A previously undocumented threat actor of unknown origin has been linked to attacks targeting telecom, internet service providers, and universities across multiple countries in the Middle East and Africa.
“The operators are highly aware of operations security, managing carefully segmented infrastructure per victim, and quickly deploying intricate countermeasures in the presence of security solutions,” researchers from SentinelOne said in a new report.
The cybersecurity firm codenamed the group Metador in reference to a string “I am meta” in one of their malware samples and because of Spanish-language responses from the command-and-control (C2) servers.
The threat actor is said to have primarily focused on the development of cross-platform malware in its pursuit of espionage aims. Other hallmarks of the campaign are the limited number of intrusions and long-term access to targets.
This includes two different Windows malware platforms called metaMain and Mafalda that are expressly engineered to operate in-memory and elude detection. metaMain also acts as a conduit to deploy Mafalda, a flexible interactive implant supporting 67 commands.
metaMain, for its part, is feature-rich on its own, enabling the adversary to maintain long-term access, log keystrokes, download and upload arbitrary files, and execute shellcode.
In a sign that Mafalda is being actively maintained by its developers, the malware gained support for 13 new commands between two variants compiled in April and December 2021, adding options for credential theft, network reconnaissance, and file system manipulation.
Attack chains have further involved an unknown Linux malware that’s employed to gather information from the compromised environment and funnel it back to Mafalda.

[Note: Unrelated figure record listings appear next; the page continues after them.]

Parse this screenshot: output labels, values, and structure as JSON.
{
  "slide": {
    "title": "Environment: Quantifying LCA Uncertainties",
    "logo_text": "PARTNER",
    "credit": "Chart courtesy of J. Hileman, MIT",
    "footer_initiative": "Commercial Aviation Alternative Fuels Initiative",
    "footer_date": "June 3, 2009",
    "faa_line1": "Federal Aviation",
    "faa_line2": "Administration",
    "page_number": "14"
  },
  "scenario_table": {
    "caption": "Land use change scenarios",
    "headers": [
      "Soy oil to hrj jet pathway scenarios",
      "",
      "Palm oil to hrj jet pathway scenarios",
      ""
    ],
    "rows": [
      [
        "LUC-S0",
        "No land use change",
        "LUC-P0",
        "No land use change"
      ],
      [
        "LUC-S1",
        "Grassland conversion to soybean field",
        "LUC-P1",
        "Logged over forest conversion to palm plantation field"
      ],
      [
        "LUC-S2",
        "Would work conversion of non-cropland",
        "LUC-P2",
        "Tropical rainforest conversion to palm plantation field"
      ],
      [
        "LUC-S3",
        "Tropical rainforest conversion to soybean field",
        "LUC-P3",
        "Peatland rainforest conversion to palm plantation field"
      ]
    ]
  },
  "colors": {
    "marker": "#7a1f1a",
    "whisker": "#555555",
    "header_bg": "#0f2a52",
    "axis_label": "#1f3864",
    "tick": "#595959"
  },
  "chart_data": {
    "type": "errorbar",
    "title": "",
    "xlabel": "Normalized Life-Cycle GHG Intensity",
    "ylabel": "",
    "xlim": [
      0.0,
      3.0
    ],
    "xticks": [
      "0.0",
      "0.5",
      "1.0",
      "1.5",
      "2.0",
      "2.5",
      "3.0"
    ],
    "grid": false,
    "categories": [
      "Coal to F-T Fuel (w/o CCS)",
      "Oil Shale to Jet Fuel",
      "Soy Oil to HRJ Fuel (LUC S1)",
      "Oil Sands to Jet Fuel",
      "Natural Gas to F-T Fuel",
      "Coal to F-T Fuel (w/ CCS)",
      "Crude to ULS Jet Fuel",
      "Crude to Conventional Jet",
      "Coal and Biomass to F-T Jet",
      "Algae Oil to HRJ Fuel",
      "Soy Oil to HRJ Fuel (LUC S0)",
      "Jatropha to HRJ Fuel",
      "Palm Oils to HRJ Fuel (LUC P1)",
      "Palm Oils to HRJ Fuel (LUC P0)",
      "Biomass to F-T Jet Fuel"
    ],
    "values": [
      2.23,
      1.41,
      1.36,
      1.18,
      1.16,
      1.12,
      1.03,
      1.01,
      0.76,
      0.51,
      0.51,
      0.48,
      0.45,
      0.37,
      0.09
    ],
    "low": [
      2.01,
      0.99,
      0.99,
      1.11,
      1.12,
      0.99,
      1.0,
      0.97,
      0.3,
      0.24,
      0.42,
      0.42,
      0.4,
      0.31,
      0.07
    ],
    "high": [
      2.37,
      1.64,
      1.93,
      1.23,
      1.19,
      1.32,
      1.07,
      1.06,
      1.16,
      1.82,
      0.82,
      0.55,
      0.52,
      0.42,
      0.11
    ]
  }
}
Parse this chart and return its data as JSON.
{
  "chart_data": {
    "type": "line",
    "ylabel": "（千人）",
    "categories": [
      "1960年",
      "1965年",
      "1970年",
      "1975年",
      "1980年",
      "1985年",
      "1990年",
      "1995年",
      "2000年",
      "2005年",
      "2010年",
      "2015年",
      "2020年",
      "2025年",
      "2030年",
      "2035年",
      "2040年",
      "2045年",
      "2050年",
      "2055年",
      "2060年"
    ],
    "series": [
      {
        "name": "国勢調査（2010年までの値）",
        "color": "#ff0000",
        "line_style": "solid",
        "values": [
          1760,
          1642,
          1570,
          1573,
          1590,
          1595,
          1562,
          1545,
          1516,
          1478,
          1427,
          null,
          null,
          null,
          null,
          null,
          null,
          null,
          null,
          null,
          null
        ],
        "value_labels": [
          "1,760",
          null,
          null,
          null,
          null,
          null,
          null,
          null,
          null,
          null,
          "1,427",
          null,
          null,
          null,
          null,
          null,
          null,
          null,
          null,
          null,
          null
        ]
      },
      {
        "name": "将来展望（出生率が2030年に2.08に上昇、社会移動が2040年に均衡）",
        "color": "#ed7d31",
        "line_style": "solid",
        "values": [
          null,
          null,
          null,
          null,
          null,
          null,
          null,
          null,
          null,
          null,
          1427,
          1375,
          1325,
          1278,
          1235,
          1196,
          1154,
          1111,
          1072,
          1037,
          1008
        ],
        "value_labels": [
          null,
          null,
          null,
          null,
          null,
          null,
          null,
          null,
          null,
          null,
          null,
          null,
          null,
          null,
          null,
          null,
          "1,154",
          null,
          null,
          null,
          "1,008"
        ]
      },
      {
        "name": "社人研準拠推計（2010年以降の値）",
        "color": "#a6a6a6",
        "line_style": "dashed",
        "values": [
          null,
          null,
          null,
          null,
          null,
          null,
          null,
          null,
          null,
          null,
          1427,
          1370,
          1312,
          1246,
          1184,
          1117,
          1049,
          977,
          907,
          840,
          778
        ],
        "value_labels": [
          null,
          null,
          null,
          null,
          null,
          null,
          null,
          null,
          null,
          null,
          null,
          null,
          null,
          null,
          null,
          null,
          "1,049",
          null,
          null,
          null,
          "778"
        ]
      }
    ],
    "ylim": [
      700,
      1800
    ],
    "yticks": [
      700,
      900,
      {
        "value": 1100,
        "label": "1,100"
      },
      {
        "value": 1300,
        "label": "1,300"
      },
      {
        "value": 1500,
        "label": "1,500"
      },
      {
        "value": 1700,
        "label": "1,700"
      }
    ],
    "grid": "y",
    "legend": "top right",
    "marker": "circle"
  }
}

The entry vector used to facilitate the intrusions is unknown as yet.
What’s more, references in the internal commands documentation for Mafalda suggest a clear separation of responsibilities between the developers and operators. Ultimately though, Metador’s attribution remains a “garbled mystery.”
“Moreover, the technical complexity of the malware and its active development suggest a well-resourced group able to acquire, maintain and extend multiple frameworks,” researchers Juan Andres Guerrero-Saade, Amitai Ben Shushan Ehrlich, and Aleksandar Milenkoski noted.